Background and Virtual Production.

Theodor Flo-Groeneboom background is in programming, art, and music. In this capacity, he got involved in 3D for narrative form, and in particular real-time animation. He got involved with the Gravity project when it first started at Framestore, where he was then working in the UK. Theodor was joined by Patrick Lowry, as Environment Technical Director on Gravity. While Theodor’s film credit was sequence lead, both artists worked on set helping adjust and set the lighting in the Gravity cube, which was the precursor to modern LED stage volumes.
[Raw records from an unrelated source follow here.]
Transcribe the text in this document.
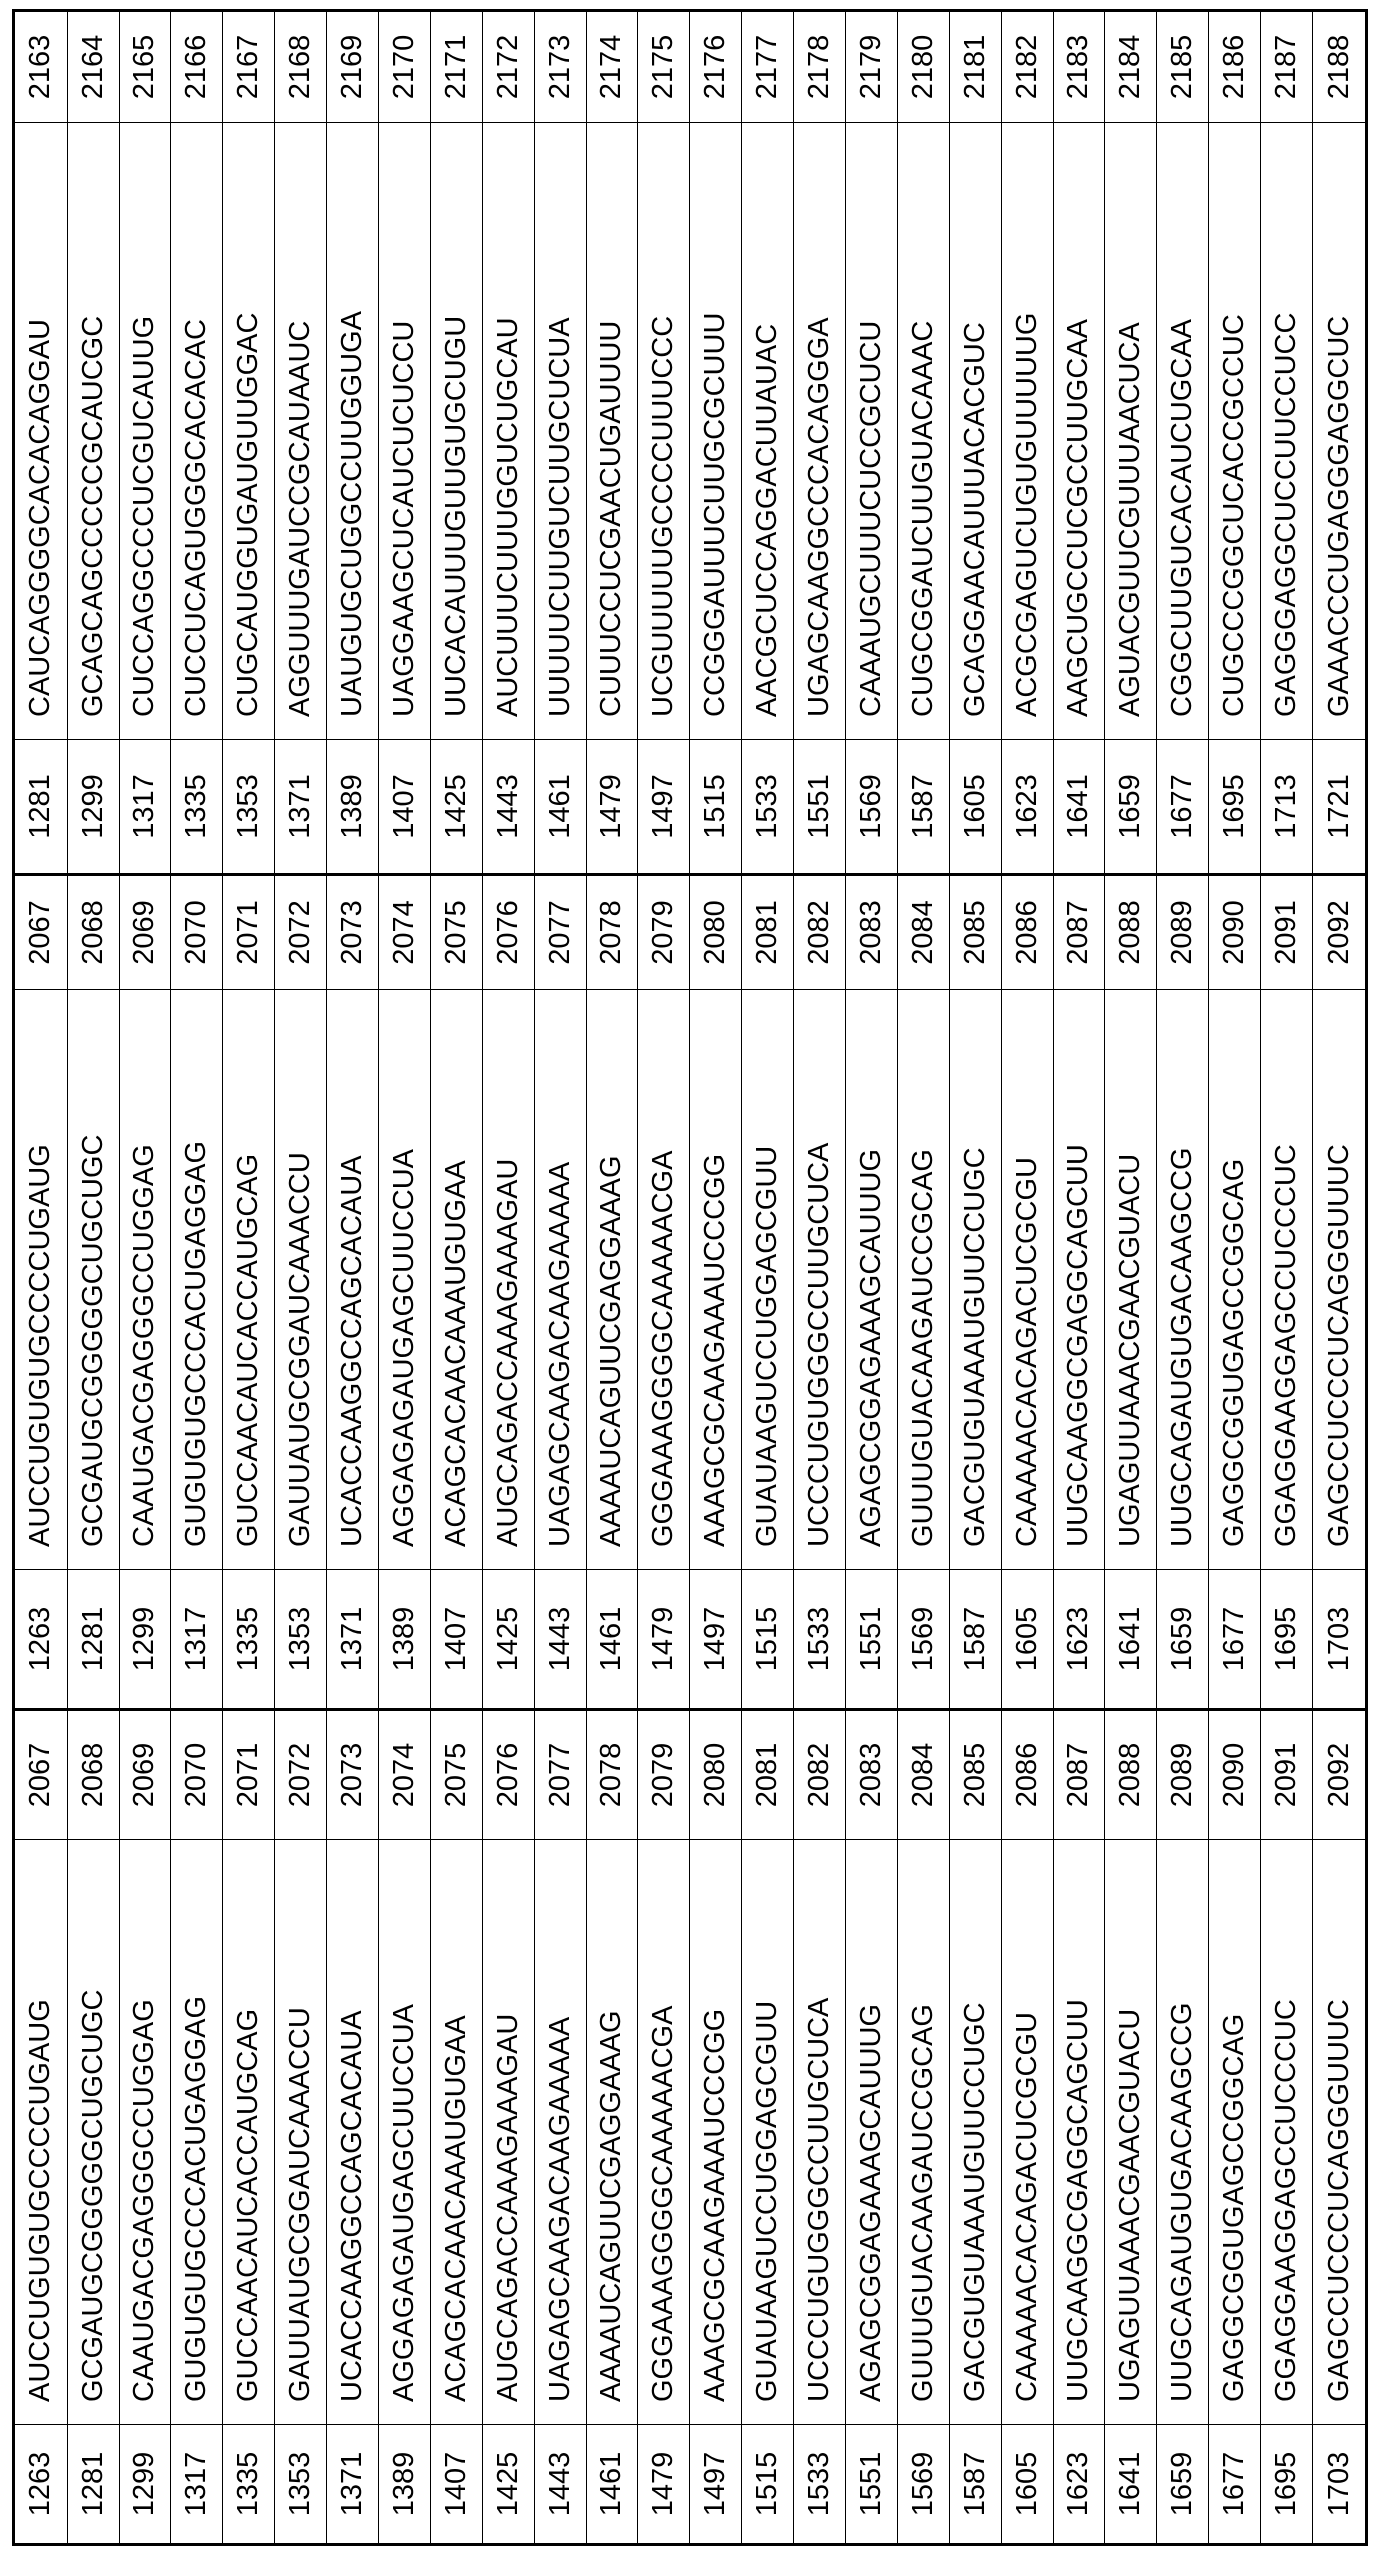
1263	AUCCUGUGUGCCCCUGAUG	2067	1263	AUCCUGUGUGCCCCUGAUG	2067	1281	CAUCAGGGGCACACAGGAU	2163
1281	GCGAUGCGGGGGCUGCUGC	2068	1281	GCGAUGCGGGGGCUGCUGC	2068	1299	GCAGCAGCCCCCGCAUCGC	2164
1299	CAAUGACGAGGGCCUGGAG	2069	1299	CAAUGACGAGGGCCUGGAG	2069	1317	CUCCAGGCCCUCGUCAUUG	2165
1317	GUGUGUGCCCACUGAGGAG	2070	1317	GUGUGUGCCCACUGAGGAG	2070	1335	CUCCUCAGUGGGCACACAC	2166
1335	GUCCAACAUCACCAUGCAG	2071	1335	GUCCAACAUCACCAUGCAG	2071	1353	CUGCAUGGUGAUGUUGGAC	2167
1353	GAUUAUGCGGAUCAAACCU	2072	1353	GAUUAUGCGGAUCAAACCU	2072	1371	AGGUUUGAUCCGCAUAAUC	2168
1371	UCACCAAGGCCAGCACAUA	2073	1371	UCACCAAGGCCAGCACAUA	2073	1389	UAUGUGCUGGCCUUGGUGA	2169
1389	AGGAGAGAUGAGCUUCCUA	2074	1389	AGGAGAGAUGAGCUUCCUA	2074	1407	UAGGAAGCUCAUCUCUCCU	2170
1407	ACAGCACAACAAAUGUGAA	2075	1407	ACAGCACAACAAAUGUGAA	2075	1425	UUCACAUUUGUUGUGCUGU	2171
1425	AUGCAGACCAAAGAAAGAU	2076	1425	AUGCAGACCAAAGAAAGAU	2076	1443	AUCUUUCUUUGGUCUGCAU	2172
1443	UAGAGCAAGACAAGAAAAA	2077	1443	UAGAGCAAGACAAGAAAAA	2077	1461	UUUUUCUUGUCUUGCUCUA	2173
1461	AAAAUCAGUUCGAGGAAAG	2078	1461	AAAAUCAGUUCGAGGAAAG	2078	1479	CUUUCCUCGAACUGAUUUU	2174
1479	GGGAAAGGGGCAAAAACGA	2079	1479	GGGAAAGGGGCAAAAACGA	2079	1497	UCGUUUUUGCCCCUUUCCC	2175
1497	AAAGCGCAAGAAAUCCCGG	2080	1497	AAAGCGCAAGAAAUCCCGG	2080	1515	CCGGGAUUUCUUGCGCUUU	2176
1515	GUAUAAGUCCUGGAGCGUU	2081	1515	GUAUAAGUCCUGGAGCGUU	2081	1533	AACGCUCCAGGACUUAUAC	2177
1533	UCCCUGUGGGCCUUGCUCA	2082	1533	UCCCUGUGGGCCUUGCUCA	2082	1551	UGAGCAAGGCCCACAGGGA	2178
1551	AGAGCGGAGAAAGCAUUUG	2083	1551	AGAGCGGAGAAAGCAUUUG	2083	1569	CAAAUGCUUUCUCCGCUCU	2179
1569	GUUUGUACAAGAUCCGCAG	2084	1569	GUUUGUACAAGAUCCGCAG	2084	1587	CUGCGGAUCUUGUACAAAC	2180
1587	GACGUGUAAAUGUUCCUGC	2085	1587	GACGUGUAAAUGUUCCUGC	2085	1605	GCAGGAACAUUUACACGUC	2181
1605	CAAAAACACAGACUCGCGU	2086	1605	CAAAAACACAGACUCGCGU	2086	1623	ACGCGAGUCUGUGUUUUUG	2182
1623	UUGCAAGGCGAGGCAGCUU	2087	1623	UUGCAAGGCGAGGCAGCUU	2087	1641	AAGCUGCCUCGCCUUGCAA	2183
1641	UGAGUUAAACGAACGUACU	2088	1641	UGAGUUAAACGAACGUACU	2088	1659	AGUACGUUCGUUUAACUCA	2184
1659	UUGCAGAUGUGACAAGCCG	2089	1659	UUGCAGAUGUGACAAGCCG	2089	1677	CGGCUUGUCACAUCUGCAA	2185
1677	GAGGCGGUGAGCCGGCAG	2090	1677	GAGGCGGUGAGCCGGCAG	2090	1695	CUGCCCGGCUCACCGCCUC	2186
1695	GGAGGAAGGAGCCUCCCUC	2091	1695	GGAGGAAGGAGCCUCCCUC	2091	1713	GAGGGAGGCUCCUUCCUCC	2187
1703	GAGCCUCCCUCAGGGUUUC	2092	1703	GAGCCUCCCUCAGGGUUUC	2092	1721	GAAACCCUGAGGGAGGCUC	2188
The pair spent 80 days on set under VFX supervisor Tim Webber working with the DOP, Emmanuel Lubezki.

This was an era pre-Unreal Engine, (or any game engine) being used for virtual production. Gravity used TouchDesigner, which Theordor would use again on Gareth Edwards’ Rogue One (2016) with Greg Fraser as DOP. Fxguide reported on this back in 2016 “The advantage of the TouchDesigner user interface was it allowed the lighting to be triggered as needed. For example, the DOP would stand beside someone with a TouchDesigner iPad – who could trigger the lighting changes to the LED when the DOP indicated.” That ‘someone’ from 2016 was Theodor. He used TouchDesigner again on Robert Zemeckis’ Allied (2016). For Allied, VFX Supervisor Kevin Bailey wanted to incorporate a 180 degree live-action LED wrap-around stage displaying principally live-action but with the ability to still be able to trigger events via TouchDesigner.

After working at several key facilities on a range of major projects Theodor Flo-Groeneboom co-founded Rebel Unit. Today the company does a range of work from complex LookDev to Machine Learning and complex visual effects for film and TV.